Search code examples
pythonxmlmemory-managementxml-parsingiterparse

How to iteratively parse a large XML file in Python?


I need to process an approximately 8Gb large .XML file. The file structure is (simplified) similar to the below:

<TopLevelElement>
    <SomeElementList>
        <Element>zzz</Element>
        ....and so on for thousands of rows
    </SomeElementList>
    <Records>
        <RecordType1>
            <RecordItem id="aaaa">
                <SomeData>
                    <SomeMoreData NameType="xxx">
                        <NameComponent1>zzz</NameComponent1>
                        ....
                        <AnotherNameComponent>zzzz</AnotherNameComponent>
                    </SomeMoreData>
                </SomeData>
            </RecordItem>
        ..... hundreds of thousands of items, some are quite large.
        </RecordType1>
        <RecordType2>
            <RecordItem id="cccc">
            ...hundreds of thousands of RecordType2 elements, slightly different from RecordItems in RecordType1 
            </RecordItem>
        </RecordType2>
    </Records>
</TopLevelElement>

I need to extract some of the sub-elements in RecordType1 and RecordType2 elements. There are conditions to determine which record items need to be processed and which fields need to be extracted. The individual RecordItems do not exceed 120k (some have extensive text data, which I do not need).

Here is the code. Function get_all_records receives following inputs: a) path to the XML file; b) record category ('RecordType1' or 'RecordType2'); c) what name components to pick

from xml.etree import cElementTree as ET

def get_all_records(xml_file_path, record_category, name_types, name_components):
    context = ET.iterparse(xml_file_path, events=("start", "end"))
    context = iter(context)
    event, root = next(context)
    all_records = []
    for event, elem in context:
        if event == 'end' and elem.tag == record_category and elem.attrib['action'] != 'del':
            record_contents = get_record(elem, name_types=name_types, name_components=name_components, record_id=elem.attrib['id'])
            if record_contents:
                all_records += record_contents
            root.clear()
    return all_records

I have experimented with the number of records, the code nicely processes 100k RecordItems (only Type1, it just takes too long to get to Type2) in approximately one minute. Attempting to process a larger number of records (I took one million), eventually leads to MemoryError in ElementTree.py. So I am guessing no memory is released despite of root.clear() statement.

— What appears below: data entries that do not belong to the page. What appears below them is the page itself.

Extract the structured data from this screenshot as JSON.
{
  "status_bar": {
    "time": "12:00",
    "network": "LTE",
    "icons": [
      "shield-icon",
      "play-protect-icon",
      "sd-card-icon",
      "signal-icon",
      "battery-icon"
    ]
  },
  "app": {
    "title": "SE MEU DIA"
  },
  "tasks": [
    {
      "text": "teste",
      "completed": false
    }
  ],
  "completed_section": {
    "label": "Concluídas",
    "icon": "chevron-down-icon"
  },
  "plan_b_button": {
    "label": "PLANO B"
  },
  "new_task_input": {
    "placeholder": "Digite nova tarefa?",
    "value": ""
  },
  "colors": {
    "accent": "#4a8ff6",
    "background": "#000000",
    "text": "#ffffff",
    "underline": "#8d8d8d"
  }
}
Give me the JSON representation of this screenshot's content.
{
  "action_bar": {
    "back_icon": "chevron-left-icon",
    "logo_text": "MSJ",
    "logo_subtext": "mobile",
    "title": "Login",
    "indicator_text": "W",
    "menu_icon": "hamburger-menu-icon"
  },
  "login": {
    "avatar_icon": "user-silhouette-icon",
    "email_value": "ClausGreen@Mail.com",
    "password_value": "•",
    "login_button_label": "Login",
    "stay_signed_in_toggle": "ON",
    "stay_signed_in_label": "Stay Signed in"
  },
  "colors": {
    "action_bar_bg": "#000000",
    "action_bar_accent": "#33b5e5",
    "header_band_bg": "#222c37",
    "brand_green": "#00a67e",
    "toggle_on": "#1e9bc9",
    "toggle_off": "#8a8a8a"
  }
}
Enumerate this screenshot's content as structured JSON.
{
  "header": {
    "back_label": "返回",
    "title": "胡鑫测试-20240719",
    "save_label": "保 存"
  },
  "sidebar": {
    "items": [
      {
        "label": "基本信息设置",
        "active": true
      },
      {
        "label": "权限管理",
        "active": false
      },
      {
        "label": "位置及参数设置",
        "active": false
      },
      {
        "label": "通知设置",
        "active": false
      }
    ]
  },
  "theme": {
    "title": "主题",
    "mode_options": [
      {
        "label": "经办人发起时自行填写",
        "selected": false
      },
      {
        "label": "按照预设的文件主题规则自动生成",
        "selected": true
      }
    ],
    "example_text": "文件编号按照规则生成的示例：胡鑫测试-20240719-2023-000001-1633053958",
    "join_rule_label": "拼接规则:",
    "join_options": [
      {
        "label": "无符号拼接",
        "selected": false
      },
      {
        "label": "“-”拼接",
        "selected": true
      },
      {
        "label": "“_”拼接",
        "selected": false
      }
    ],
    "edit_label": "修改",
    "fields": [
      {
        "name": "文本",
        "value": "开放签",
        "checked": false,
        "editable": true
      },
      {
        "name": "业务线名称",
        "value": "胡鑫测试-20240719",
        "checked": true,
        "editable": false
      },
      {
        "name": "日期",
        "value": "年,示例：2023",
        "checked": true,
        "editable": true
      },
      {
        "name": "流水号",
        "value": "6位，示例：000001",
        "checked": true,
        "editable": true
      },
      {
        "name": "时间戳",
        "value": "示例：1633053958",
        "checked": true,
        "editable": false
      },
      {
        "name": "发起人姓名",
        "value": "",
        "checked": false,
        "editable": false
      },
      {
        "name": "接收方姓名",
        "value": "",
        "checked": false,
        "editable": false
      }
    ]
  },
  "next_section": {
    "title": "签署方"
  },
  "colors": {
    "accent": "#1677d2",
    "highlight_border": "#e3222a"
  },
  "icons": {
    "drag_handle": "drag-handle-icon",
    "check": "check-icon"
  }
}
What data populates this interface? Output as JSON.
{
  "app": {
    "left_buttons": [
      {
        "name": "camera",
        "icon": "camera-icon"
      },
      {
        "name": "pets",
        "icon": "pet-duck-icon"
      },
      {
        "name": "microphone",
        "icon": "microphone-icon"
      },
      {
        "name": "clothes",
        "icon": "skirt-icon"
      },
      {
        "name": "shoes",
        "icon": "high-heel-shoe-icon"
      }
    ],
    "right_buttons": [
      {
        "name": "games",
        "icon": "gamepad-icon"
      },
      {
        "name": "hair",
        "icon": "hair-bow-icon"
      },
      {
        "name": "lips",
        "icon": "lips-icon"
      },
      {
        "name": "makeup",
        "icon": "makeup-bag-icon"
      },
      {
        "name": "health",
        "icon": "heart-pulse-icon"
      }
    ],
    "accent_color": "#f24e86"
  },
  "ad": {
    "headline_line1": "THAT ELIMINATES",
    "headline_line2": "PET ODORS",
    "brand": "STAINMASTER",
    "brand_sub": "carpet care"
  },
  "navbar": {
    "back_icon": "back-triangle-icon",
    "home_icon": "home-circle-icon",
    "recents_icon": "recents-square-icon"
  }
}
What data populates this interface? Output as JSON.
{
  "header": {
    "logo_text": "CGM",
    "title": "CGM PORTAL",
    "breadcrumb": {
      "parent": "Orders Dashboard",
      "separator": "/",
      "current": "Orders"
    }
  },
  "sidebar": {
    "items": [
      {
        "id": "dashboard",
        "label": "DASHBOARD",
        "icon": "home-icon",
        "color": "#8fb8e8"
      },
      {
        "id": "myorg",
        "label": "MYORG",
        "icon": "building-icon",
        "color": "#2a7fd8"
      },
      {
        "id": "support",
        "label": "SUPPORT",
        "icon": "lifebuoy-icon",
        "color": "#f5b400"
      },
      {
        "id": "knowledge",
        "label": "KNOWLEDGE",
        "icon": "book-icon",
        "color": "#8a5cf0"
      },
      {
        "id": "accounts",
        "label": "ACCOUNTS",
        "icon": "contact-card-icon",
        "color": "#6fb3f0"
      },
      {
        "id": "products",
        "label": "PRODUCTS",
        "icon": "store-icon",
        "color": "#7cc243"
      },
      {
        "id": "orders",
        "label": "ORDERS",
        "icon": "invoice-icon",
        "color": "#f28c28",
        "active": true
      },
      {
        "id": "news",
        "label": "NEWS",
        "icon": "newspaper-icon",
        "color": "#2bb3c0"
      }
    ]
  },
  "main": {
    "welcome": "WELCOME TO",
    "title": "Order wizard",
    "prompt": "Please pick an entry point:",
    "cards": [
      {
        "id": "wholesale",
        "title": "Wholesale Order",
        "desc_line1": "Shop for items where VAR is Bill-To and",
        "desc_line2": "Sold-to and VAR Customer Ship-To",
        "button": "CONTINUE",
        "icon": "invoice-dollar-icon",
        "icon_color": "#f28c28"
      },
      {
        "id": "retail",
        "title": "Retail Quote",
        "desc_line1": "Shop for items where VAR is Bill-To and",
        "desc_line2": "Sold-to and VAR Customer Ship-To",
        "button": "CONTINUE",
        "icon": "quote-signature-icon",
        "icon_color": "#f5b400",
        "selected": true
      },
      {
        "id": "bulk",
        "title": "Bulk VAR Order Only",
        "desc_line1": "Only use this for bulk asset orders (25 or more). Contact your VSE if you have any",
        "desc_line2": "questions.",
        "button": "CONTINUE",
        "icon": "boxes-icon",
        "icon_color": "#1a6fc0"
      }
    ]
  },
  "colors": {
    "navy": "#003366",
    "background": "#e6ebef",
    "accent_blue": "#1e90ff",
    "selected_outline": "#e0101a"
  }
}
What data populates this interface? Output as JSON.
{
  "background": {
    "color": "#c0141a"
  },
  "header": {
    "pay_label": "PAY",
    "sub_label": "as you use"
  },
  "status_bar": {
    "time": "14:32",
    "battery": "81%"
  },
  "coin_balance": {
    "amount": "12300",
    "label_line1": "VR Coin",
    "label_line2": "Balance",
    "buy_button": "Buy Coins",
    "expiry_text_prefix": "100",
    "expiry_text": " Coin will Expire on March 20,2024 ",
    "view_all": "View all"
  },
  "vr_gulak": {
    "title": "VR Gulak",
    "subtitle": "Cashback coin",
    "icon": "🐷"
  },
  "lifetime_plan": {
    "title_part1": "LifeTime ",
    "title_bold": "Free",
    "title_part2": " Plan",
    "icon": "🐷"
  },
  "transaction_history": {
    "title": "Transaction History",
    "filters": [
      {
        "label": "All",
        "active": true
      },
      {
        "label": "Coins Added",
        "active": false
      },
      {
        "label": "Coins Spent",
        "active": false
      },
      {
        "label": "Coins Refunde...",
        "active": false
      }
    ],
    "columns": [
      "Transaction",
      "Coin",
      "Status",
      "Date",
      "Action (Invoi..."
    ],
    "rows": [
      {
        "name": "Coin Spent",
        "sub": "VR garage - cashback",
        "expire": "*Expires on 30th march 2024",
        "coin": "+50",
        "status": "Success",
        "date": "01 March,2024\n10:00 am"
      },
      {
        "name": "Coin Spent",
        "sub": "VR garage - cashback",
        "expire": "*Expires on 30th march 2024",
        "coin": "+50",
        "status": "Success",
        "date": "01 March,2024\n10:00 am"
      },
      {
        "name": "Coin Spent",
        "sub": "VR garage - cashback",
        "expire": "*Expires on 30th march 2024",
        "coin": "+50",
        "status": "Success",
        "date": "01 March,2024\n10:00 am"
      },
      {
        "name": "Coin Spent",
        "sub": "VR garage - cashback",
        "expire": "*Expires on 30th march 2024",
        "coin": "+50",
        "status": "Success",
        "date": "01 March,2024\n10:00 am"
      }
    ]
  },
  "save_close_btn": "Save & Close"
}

An ideal solution would be one where the RecordItems would be read one at the time, processed, and then discarded from the memory, but I have no clue how to do that. From XML point of view the two extra layers of elements (TopLevelElement and Records) seem to complicate the task. I am new to XML and to respective Python libraries so an explanation with detail would be much appreciated!


Solution

  • Iterating over a huge XML file is always painful.

    I'll go over all the process from start to finish, suggesting the best practices for keeping low memory yet maximizing parsing speed.

    First no need to store ET.iterparse as a variable. Just iterate over it like

    for event, elem in ET.iterparse(xml_file, events=("start", "end")): This iterator created for, well..., iteration without storing anything else in memory except the current tag. Also you don't need root.clear() with this new approach and you can go as long as your hard disk space allows it for huge XML files.

    Your code should look like:

    from xml.etree import cElementTree as ET
    
    def get_all_records(xml_file_path, record_category, name_types, name_components):
        all_records = []
        for event, elem in ET.iterparse(xml_file_path, events=("start", "end")):
            if event == 'end' and elem.tag == record_category and elem.attrib['action'] != 'del':
                record_contents = get_record(elem, name_types=name_types, name_components=name_components, record_id=elem.attrib['id'])
                if record_contents:
                    all_records += record_contents
        return all_records
    

    Also, please think carefully about the reason you need to store the whole list of all_records. If it's only for writing CSV file at the end of the process - this reason isn't good enough and can cause memory issues when scaling to even bigger XML files.

    Make sure you write each new row to CSV as this row happens, turning memory issues into none-issue.

    P.S.

    If you need to store several tags before you find your main tag in order to parse this historic information as you go down the XML file - just store it locally in some new variables. This comes handy whenever future data in XML file makes you go backwards to a specific tag you know already occured.